By Emily Younker
JOPLIN, Mo. —
An East Middle School teacher who was removed from his classroom last month following an investigation by district officials will go before the Board of Education this week.
Randy Turner, an eighth-grade communication arts teacher, will have the opportunity to address the board during an open hearing on Thursday after having been placed on paid administrative leave on April 8.
Turner was placed on leave — a standard procedure — after the school district received a complaint about him from a district employee on April 4, according to Superintendent C.J. Huff. After an investigation into the complaint by the administration, a 28-page “statement of charges” was given to Turner on April 15, with a set of additional charges delivered to him earlier this month, Huff said.
Turner has declined several requests to comment on the record to the Globe on either the charges or the hearing itself.
“I don’t have any plans to (comment) at the moment,” he said again this week in advance of the hearing.
Huff also has not specified the nature of the complaint or released details of the charges, saying it is a personnel matter.
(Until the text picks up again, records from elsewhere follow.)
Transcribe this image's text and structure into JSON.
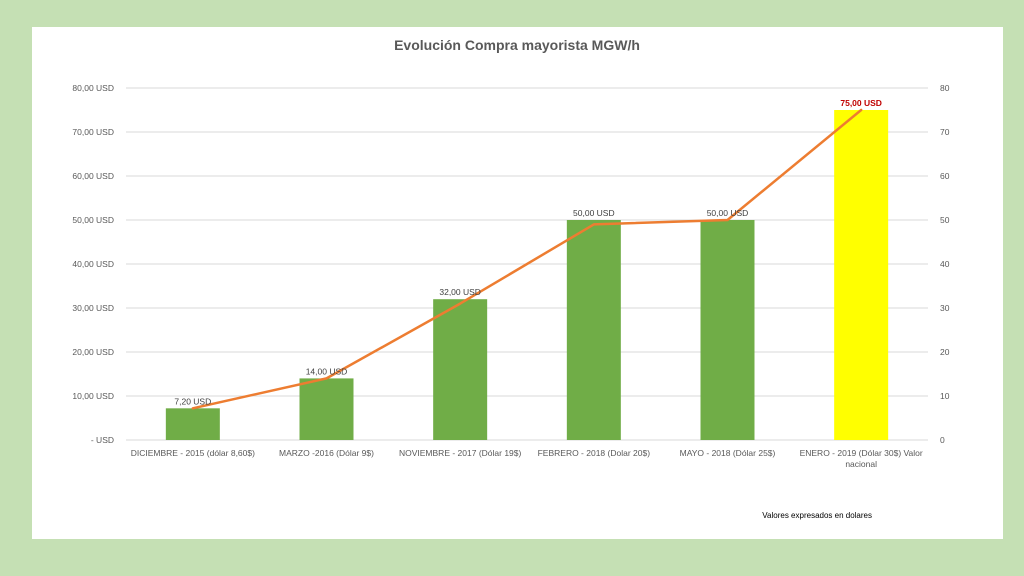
{
  "chart_data": {
    "type": "bar",
    "title": "Evolución Compra mayorista MGW/h",
    "categories": [
      "DICIEMBRE - 2015 (dólar 8,60$)",
      "MARZO -2016 (Dólar 9$)",
      "NOVIEMBRE - 2017 (Dólar 19$)",
      "FEBRERO - 2018 (Dolar 20$)",
      "MAYO - 2018 (Dólar 25$)",
      "ENERO - 2019 (Dólar 30$) Valor nacional"
    ],
    "values": [
      7.2,
      14,
      32,
      50,
      50,
      75
    ],
    "data_labels": [
      "7,20 USD",
      "14,00 USD",
      "32,00 USD",
      "50,00 USD",
      "50,00 USD",
      "75,00 USD"
    ],
    "line_values": [
      7.2,
      14,
      31,
      49,
      50,
      75
    ],
    "ylim": [
      0,
      80
    ],
    "y_ticks": [
      0,
      10,
      20,
      30,
      40,
      50,
      60,
      70,
      80
    ],
    "y_tick_labels_left": [
      "-   USD",
      "10,00 USD",
      "20,00 USD",
      "30,00 USD",
      "40,00 USD",
      "50,00 USD",
      "60,00 USD",
      "70,00 USD",
      "80,00 USD"
    ],
    "y_tick_labels_right": [
      "0",
      "10",
      "20",
      "30",
      "40",
      "50",
      "60",
      "70",
      "80"
    ],
    "grid": true,
    "highlight_index": 5,
    "colors": {
      "bar": "#70ad47",
      "bar_highlight": "#ffff00",
      "line": "#ed7d31",
      "highlight_label": "#c00000",
      "grid": "#d9d9d9"
    },
    "note": "Valores expresados en dolares"
  }
}
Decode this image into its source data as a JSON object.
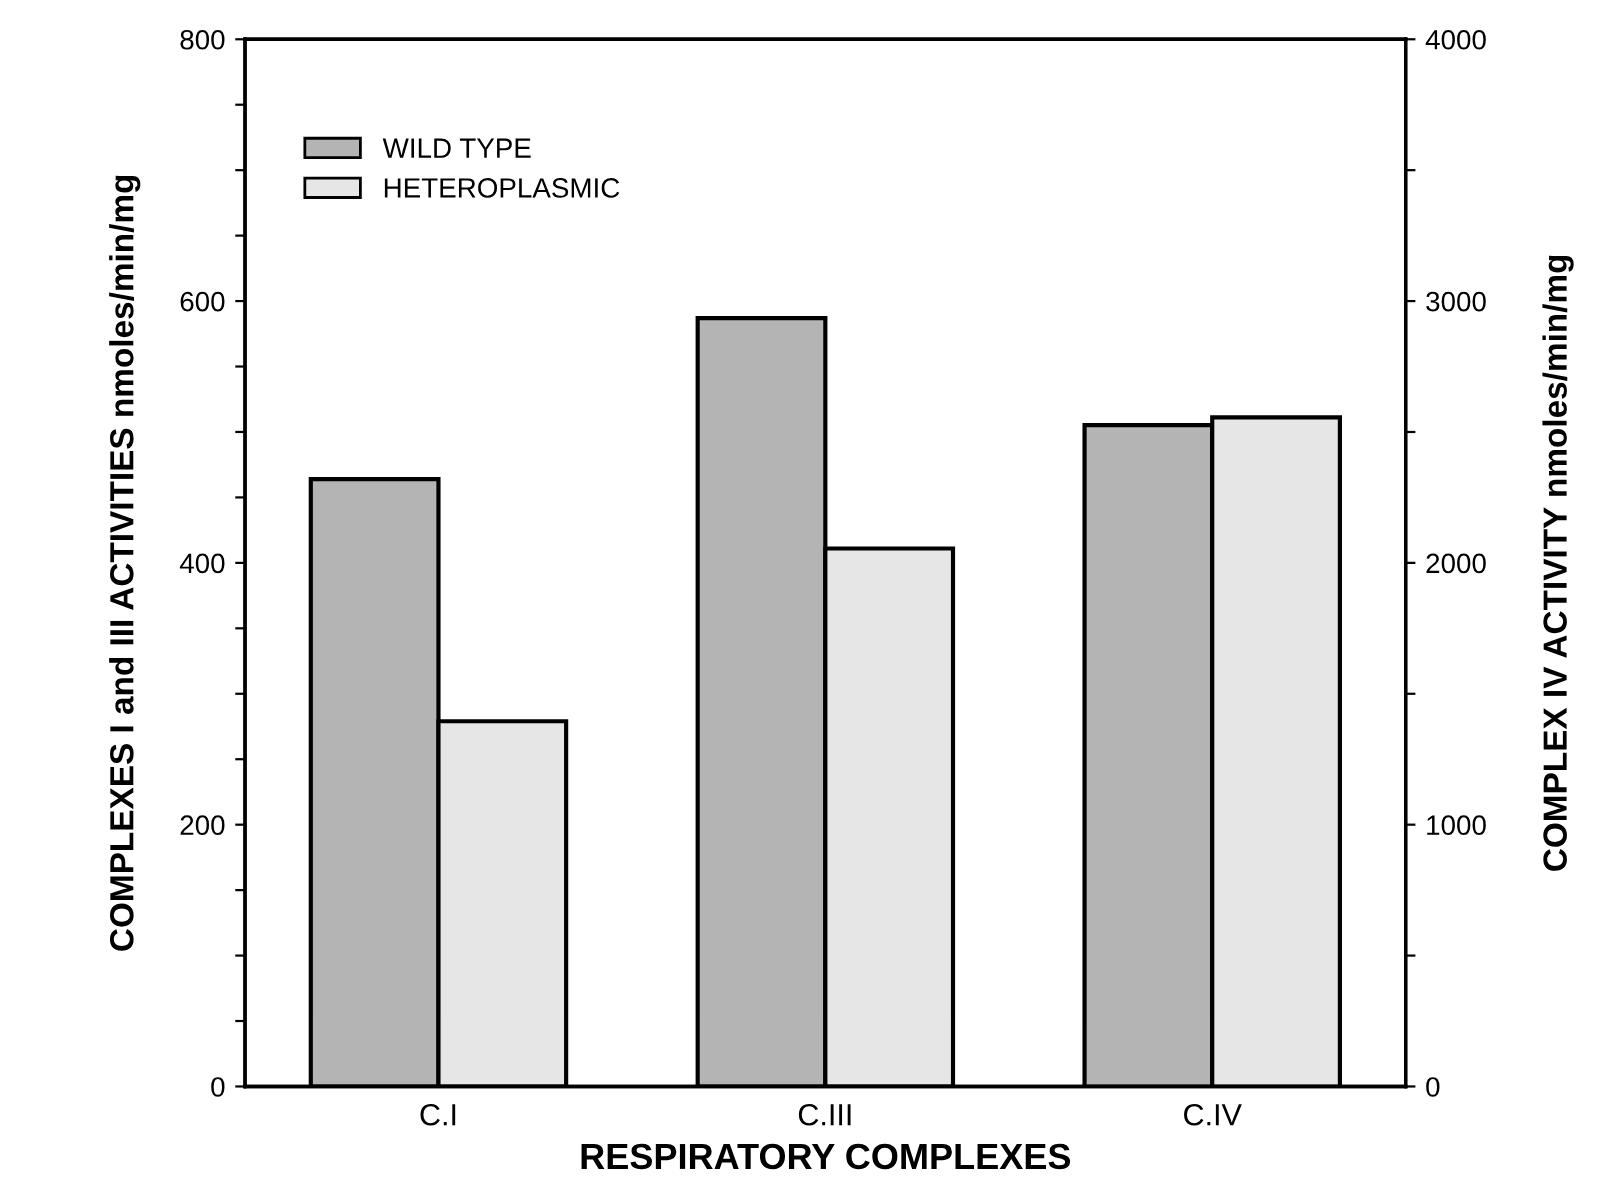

He has said the investigation included a review of evidence related to the complaint as well as interviews with people who might have relevant information.
While not making any details of the complaint public, the notice of the hearing states that children younger than 18 will not be permitted into the hearing unless accompanied by a parent or guardian because of “graphic content” expected to be discussed.
During the hearing, Turner will be able to “state his case” to the board, which will review the evidence and ultimately decide whether to continue his teaching contract, according to Huff.
Rylee Hartwell, a Joplin High School student, said he and another former student of Turner’s have organized a rally for the teacher alongside Duquesne Road near the administration building on the morning of the hearing. He said their objective is to get Turner returned to his classroom. He said Turner taught a “very writing intensive” class at East Middle School and also supported the creation of a student newspaper at the middle school.
“My impressions of Mr. Turner are simple, and they’re that he’s a good man,” said Hartwell, now the assistant editor of the high school newspaper. “He got me to a place where I know that there’s great power within my words.”
Turner’s dismissal sparked the creation last month of a Facebook page called “Project Turner,” which has gathered more than 600 “likes” from students and others seeking to bring their teacher back to the classroom. An online petition on change.org asking that Turner retain his position has collected more than 300 signatures.
A campaign launched by Turner on the online fundraising platform Kickstarter that sought $40,000 in pledges for a two-book project had raised $171 when it closed earlier this month. In proposing the project, Turner described a self-published novel published in July 2012, “No Child Left Alive,” as having struck a blow “for the cause.”
That novel, published as an e-book, contains numerous passages of a graphic, sexual nature. It is a fictional account about a school administration obsessed with preparing students for state testing at a cost of not allowing teachers to actually do their jobs.
Randy Turner’s hearing will be at 9 a.m. Thursday at the administration building, 3901 E. 32nd St. It will be conducted in an open session before the Board of Education, which also has scheduled a closed session for legal and personnel issues and identifiable student and personnel records.